Uploading sequence data to SRA

When submitting a manuscript to a journal, you are typically required to upload your data (usually fastq files) to an online repository, so that other researchers can download your dataset and replicate your analysis.

SRA (Sequence Read Archive) is one of the largest of these repositories.

SRA website

In this guide, we step through the process up uploading your data files that are stored on the HPC to SRA.

Getting started

There is a useful guide and links to uploading your data to SRA here:

SRA Submission Quick Start

You should have your sequence data - usually fastq files but can also be bam or other formats - in one directory on the HPC. If they are in a few different directories or in a directory with other data files of the same type (e.g. other fastq files), then create a new directory and copy them to there.

The files should be gzipped. Use the command line gzip tool to create *.gz files, if they are not already gzipped.

1. Log in to submission portal wizard

The portal wizard will step you through the upload process.

SRA Submission Portal

You will need an NCBI account and be logged on with this account to use the wizard. If you don’t have an account, create one now, then log on with that and then click on the above link.

2. Create new submission

Click on the ‘New Submission’ button.

In the ‘Submitter’ tab, enter or update your details (name, organization, etc)

Click ‘continue’

In the ‘General Information’ tab, select ‘No’ for both ‘Did you already register a BioProject for this research..?’ and ‘Did you already register a BioSample for this sample’ question. You will register your BioProject and BioSample as part of the submission process.

For the ‘When should this submission be released to the public?’ question, you can choose to release the data publicly immediately, or wait for a specific date of when the data is published. This depends on the sensitivity of your data.

Click ‘continue’

In the ‘Project Info’ tab, Give your project a title and a description. Usually the data is attached to a draft manuscript, so you can give the manuscript title and the abstract.

Most of the other sections for this tab are optional to fill in. Your choice.

Click ‘continue’

In the ‘Sample Type’ tab you need to select a ‘package’ for the organism your samples are from. Choose one of plant, invertebrate, model organism, etc.

Click ‘continue’

In ‘Biosample attributes’ tab you can choose to enter your sample information in a built-in table editor, or as a tab-delimited text file.

There are a number of individual required fields and multiple fields that you need to choose one to fill in. For example, you must fill in the ‘Organism’ field and you have to fill in one of either the ‘age’ or ‘development stage’ fields.
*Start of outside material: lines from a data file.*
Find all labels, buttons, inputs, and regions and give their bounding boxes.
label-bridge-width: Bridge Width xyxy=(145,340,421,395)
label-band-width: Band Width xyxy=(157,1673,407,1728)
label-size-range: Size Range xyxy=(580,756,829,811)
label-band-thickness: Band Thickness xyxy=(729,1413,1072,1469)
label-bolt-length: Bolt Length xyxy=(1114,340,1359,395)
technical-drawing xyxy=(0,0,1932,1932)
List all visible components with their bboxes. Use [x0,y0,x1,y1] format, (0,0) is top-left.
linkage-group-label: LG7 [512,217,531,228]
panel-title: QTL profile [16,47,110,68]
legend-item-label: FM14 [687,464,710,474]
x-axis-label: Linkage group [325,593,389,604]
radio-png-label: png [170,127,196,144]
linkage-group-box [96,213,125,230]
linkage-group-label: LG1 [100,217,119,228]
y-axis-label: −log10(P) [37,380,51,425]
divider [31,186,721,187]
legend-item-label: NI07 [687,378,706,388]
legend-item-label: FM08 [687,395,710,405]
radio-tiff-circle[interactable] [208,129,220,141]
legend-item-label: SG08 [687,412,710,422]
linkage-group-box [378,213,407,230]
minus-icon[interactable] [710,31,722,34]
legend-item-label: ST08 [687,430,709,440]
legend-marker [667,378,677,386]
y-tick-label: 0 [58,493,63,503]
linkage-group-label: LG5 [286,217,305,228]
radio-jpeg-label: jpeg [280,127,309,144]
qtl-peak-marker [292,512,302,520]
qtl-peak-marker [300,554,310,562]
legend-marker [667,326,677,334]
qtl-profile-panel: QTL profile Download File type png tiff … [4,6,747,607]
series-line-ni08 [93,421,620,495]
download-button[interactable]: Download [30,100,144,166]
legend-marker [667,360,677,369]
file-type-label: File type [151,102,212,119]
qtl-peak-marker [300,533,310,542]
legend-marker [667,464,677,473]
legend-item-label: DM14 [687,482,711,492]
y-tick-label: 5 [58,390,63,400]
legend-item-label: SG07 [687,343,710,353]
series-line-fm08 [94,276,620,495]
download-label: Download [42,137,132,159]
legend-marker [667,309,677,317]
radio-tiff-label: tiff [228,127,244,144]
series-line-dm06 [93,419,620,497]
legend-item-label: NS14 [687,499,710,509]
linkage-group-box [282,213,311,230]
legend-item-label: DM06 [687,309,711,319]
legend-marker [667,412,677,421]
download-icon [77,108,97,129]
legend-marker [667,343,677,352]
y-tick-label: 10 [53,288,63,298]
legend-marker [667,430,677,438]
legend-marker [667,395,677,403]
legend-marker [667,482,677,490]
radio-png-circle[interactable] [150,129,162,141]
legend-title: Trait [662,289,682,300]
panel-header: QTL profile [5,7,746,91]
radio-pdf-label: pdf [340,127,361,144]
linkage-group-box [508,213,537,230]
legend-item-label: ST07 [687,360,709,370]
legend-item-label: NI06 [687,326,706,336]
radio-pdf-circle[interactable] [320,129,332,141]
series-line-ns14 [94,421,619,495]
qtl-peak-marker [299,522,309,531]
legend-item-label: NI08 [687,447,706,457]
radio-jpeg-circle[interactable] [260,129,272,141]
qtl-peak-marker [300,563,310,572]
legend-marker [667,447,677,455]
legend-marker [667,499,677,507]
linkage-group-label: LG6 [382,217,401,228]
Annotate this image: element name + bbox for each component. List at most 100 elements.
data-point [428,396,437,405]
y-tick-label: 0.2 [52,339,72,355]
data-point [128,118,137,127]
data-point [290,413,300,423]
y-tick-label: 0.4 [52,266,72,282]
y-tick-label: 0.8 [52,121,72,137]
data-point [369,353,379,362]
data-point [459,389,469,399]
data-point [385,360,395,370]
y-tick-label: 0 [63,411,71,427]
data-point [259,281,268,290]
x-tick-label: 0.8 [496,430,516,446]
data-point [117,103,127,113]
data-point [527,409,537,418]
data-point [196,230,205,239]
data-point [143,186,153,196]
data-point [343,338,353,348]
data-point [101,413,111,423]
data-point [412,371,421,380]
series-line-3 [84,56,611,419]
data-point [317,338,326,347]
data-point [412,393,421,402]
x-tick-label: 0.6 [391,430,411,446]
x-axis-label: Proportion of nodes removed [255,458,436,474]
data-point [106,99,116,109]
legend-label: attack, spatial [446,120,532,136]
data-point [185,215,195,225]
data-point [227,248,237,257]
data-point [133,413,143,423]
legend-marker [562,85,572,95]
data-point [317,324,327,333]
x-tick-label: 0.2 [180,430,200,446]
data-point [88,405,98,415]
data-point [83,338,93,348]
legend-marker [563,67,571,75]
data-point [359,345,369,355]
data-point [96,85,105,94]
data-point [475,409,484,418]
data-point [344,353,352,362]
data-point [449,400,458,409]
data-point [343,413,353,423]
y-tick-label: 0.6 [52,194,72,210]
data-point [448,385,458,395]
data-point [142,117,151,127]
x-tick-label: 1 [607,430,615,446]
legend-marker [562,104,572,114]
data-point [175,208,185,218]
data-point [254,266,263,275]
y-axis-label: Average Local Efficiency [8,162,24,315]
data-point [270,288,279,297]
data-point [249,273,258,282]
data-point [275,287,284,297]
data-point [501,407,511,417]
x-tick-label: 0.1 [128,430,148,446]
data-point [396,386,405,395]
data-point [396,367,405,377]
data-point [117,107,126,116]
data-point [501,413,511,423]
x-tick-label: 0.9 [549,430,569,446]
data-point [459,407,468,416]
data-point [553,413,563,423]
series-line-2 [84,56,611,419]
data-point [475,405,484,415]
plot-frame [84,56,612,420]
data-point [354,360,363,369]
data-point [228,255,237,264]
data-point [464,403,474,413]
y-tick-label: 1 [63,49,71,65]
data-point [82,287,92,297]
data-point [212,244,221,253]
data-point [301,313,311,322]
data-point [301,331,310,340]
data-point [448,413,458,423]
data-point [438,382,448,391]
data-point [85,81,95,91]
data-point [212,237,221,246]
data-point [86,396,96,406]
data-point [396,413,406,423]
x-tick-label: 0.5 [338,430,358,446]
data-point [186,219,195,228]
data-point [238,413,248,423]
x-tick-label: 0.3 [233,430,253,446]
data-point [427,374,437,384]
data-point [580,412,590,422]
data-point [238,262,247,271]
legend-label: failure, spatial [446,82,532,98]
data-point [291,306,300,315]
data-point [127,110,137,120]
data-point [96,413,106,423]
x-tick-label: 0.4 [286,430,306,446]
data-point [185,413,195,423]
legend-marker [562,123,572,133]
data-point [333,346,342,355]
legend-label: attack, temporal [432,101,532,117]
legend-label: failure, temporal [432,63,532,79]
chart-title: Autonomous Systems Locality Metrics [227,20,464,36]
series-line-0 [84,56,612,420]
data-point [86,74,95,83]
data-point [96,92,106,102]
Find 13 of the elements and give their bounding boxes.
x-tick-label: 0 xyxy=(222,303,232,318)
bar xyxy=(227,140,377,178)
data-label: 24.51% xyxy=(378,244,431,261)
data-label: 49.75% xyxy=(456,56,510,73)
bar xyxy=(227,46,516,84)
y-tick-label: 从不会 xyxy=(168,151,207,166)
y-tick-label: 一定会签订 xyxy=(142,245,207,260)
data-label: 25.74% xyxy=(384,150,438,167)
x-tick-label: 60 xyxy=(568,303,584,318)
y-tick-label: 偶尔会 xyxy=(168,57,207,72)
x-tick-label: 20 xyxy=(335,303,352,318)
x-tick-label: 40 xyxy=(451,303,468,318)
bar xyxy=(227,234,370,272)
When you submit this table you will often get a ‘Your table upload failed because multiple BioSamples cannot have identical attributes’ error. The best way to fix this is by adding a new column at the end of the table ('Add column') that you call ‘Replicates’ and adding any replicate information you have there

Click ‘continue’

In ‘SRA metadata’ tab, you can also submit a tab-delimited text file or fill in an inbuilt table.

This is where you fill in your sequence data information: for each sample you provided in the previous section, you need to provide the data files (usually fastq.gz) files associated with this sample, and any library prep or sequencing platform information. Your sequencing provider should be able to provide you with this information.

Click ‘continue’

3. Uploading files using FTP (Lyra compatible)

In the ‘Files’ tab you can choose your method of uploading. In this guide we are assuming your data is on the QUT HPC, thus you’ll be uploading them via FTP from the Linux command line.

For the question ‘How do you want to provide files for this submission?', choose 'FTP or Aspera Command Line file preload’.

Click on ‘FTP upload instructions’ for details on setting up your upload directory on the SRA servers.

Here there will be an FTP server name, user name and access password provided for your submission.

Usually the FTP server is called 'ftp-private.ncbi.nlm.nih.gov', so on the command line connect to this by typing:

ftp ftp-private.ncbi.nlm.nih.gov

3. Using rVDI to upload data via aspera (Aqua compatible)

Connect to rVDI
Connect to Aqua work folder where the data to submit is located.
Download IBM aspera connect following this link: https://www.ibm.com/products/aspera/downloads#cds
If aspera connect is already on rVDI, select ‘repair’
Download add-on for edge
On the SRA submission portal, select ‘Web browser upload via HTTP or Aspera Connect plugin’
Select the Aqua folder in which the fastq files are located.
Start download.